The easiest way we found to explain the credit granting process is that credit grantors consider the three "C"s. Character, Collateral, and Capital. These three "C"s represent security to the prospective lender. The stronger all three factors are the more likely a consumer will be approved at the lowest rates and best terms because they represent very little risk. If one of "C"s is weak, the loan may still be approved but at slightly higher rates because of the higher perceived risk.
Character:
Based on our research – Character is the most important aspect for the majority of applications submitted to lenders. Most lenders have no personal contact with individuals applying for credit. Because of this, "character" is determined by your credit score. Although we found that the other two "C"s are critical for some loans, particularly home loans, character (credit score) was the most important criterion in the case of personal loans, car loans/leases, and credit lines. For credit cards, the credit score was oftentimes the only factor considered.
Capacity:
An estimate of the amount of debt the borrower can handle, capacity is largely based on income, especially in relation to the amount owed. To calculate the debt to income ratio, add up all monthly obligations and divide that by the gross monthly income. A low debt to income ratio would be 15%: a high debt to income ratio would be 35% or more.

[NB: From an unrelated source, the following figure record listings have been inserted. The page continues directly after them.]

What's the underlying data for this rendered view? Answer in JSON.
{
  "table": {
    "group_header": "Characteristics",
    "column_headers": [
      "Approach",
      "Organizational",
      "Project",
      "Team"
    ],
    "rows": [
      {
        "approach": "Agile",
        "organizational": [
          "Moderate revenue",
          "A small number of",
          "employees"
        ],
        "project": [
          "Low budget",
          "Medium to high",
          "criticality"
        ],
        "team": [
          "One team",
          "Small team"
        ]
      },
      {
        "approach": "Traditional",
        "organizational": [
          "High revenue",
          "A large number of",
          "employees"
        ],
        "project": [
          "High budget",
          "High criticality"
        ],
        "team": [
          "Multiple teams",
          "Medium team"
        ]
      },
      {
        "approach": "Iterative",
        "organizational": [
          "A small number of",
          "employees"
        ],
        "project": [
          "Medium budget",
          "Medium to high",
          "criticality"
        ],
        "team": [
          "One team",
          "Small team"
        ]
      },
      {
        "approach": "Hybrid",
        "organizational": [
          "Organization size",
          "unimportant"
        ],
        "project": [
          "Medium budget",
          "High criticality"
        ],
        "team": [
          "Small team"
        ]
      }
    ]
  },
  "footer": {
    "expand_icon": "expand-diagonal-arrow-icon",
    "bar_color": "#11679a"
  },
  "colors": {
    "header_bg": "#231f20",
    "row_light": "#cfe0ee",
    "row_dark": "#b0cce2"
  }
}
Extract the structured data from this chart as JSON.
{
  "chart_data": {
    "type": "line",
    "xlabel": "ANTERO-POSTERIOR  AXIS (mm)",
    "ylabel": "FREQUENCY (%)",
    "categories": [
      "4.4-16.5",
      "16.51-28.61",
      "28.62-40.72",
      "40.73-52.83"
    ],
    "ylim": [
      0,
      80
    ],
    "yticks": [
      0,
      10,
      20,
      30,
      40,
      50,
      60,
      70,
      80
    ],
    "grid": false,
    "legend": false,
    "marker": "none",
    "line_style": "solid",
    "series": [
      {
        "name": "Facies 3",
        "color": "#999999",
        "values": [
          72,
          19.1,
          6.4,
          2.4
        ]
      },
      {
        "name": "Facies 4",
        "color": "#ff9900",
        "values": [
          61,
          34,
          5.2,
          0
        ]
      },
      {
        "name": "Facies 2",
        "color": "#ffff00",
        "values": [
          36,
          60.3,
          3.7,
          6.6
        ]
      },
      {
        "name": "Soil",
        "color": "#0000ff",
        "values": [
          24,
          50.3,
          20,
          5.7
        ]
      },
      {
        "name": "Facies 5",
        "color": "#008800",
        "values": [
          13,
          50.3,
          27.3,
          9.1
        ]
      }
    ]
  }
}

A low debt-to-income ratio may significantly bolster an application. As a general rule, the total debt payments, including mortgage payments and other installment payments, should not exceed 36% of the gross monthly income. A significantly higher ratio may cause applications to be denied unless a broker with loan programs designed to meet the needs of those with high debt to income ratios is consulted.
Collateral:
"Collateral" measures current assets, including savings, investments, and property. In the case of a secured loan, collateral reassures a lender by providing a means of repaying the loan in case of default. It may also provide evidence that the borrower has met financial obligations in the past. A fully paid car, for example, shows that the borrower successfully paid off a car loan. For unsecured loans, such as credit cards, capital is not normally a factor.
The more evenly each of the three "C"s are weighed by a lender considering approving a loan, the more opportunity and flexibility a consumer has to meet the bank's guidelines. Mortgage applications strongly consider each of these areas, that is why it is generally easier to be approved for a home loan than it is to get approved for a major credit card.